Jemalloc Mempool and Adaptation for CPU HASHTABLE #4154

ArronHZG · 2025-05-20T04:03:25Z

Jemalloc Mempool and Adaptation for CPU HASHTABLE

1 Current Status

Code: https://github.com/pytorch/FBGEMM/tree/main/fbgemm_gpu/src/dram_kv_embedding_cache

In the current implementation, the value structure of the CPU hashtable uses std::vector, which directly requests memory from the system via std::allocator. Without memory pool management, frequent allocations incur significant system call overhead.

2 Proposed Solution

2.1 Overview

Given that the memory requirements for embedding allocations are known upfront, we can leverage this information to customize bin sizes more appropriately.
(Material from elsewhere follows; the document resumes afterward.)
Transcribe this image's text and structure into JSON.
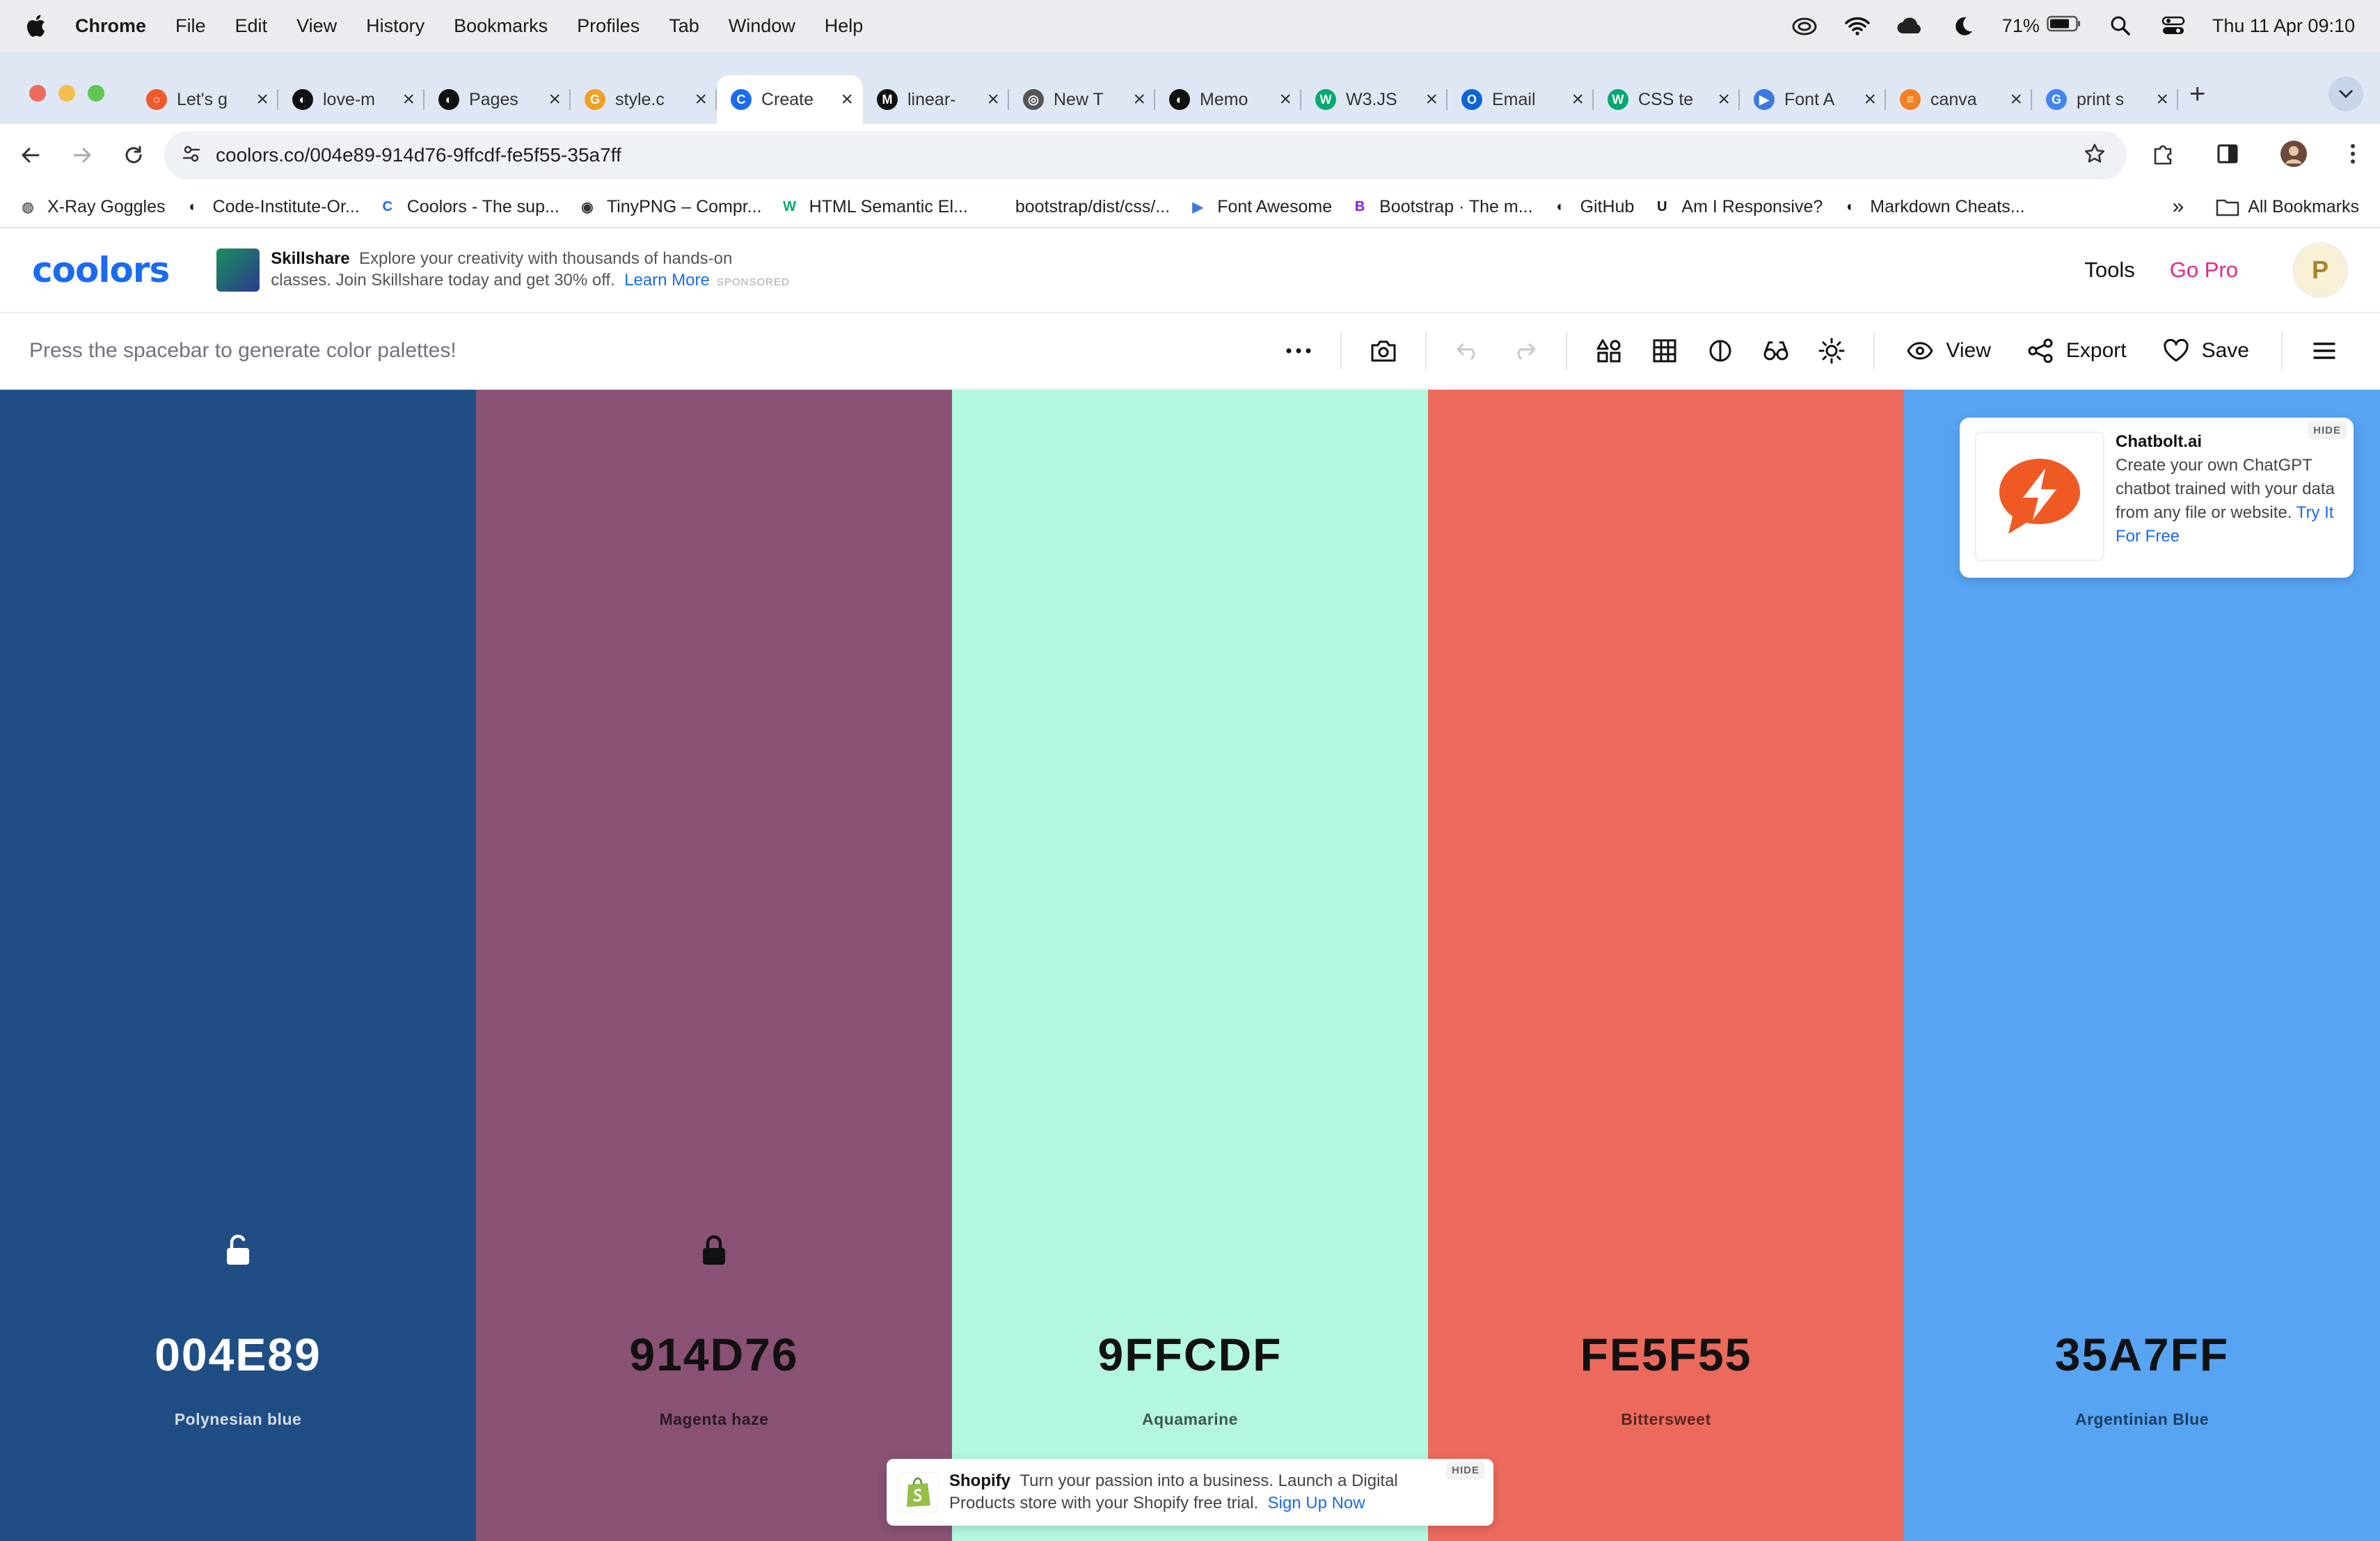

Our scenario (embedding hashtable) does not involve frequent memory deallocations (only during ID eviction) but requires frequent allocations. Freed memory can be directly reused for new allocations, minimizing fragmentation concerns.

Compared to jemalloc, our approach avoids complex Buddy/Slob algorithms, memory block merging, and multi-scale slot designs. The core idea is:

Implement dedicated memory pool management for each shard of fixed emb_dim hashtables (including merged tables)
Reuse existing lock mechanisms from SynchronizedShardedMap for concurrency control.
Create a "lock-free per-table memory pool" design that minimizes code invasiveness.

Design features:
Leverages existing SharedMutexWritePriority from SynchronizedShardedMap
Memory pool operations share the same critical section with hashtable insertions

template <typename K, typename V, typename M = folly::SharedMutexWritePriority>
class SynchronizedShardedMap {
 public:
   ...
 private:
  std::vector<folly::Synchronized<folly::F14FastMap<K, V>, M>> shards_;
  // New memory pool with same count as F14FastMap
  std::vector<FixedBlockPool> mempool_; 
};

2.2 FixedBlockPool Design

Three-Level Structure Model

Pool: Manages multiple chunks, maintains global free list, interfaces with PMR
Chunk: Preallocated contiguous memory (e.g., 1024 blocks), divided into equal-sized blocks with alignment
Block: Minimum allocation unit. Stores next-block pointer in first sizeof(void*) bytes when free

Core Data Structures

Free List: Singly-linked list using head-of-block pointers (O(1) alloc/dealloc)
Chunk List: Stores pointers to allocated chunks for destruction-time cleanup

Workflow

Allocate: Take head block from free list. Allocate new chunk when empty.
Deallocate: Return block to free list head.

Alignment

Ensure block addresses meet alignment requirements (power-of-2 alignment, block size multiples)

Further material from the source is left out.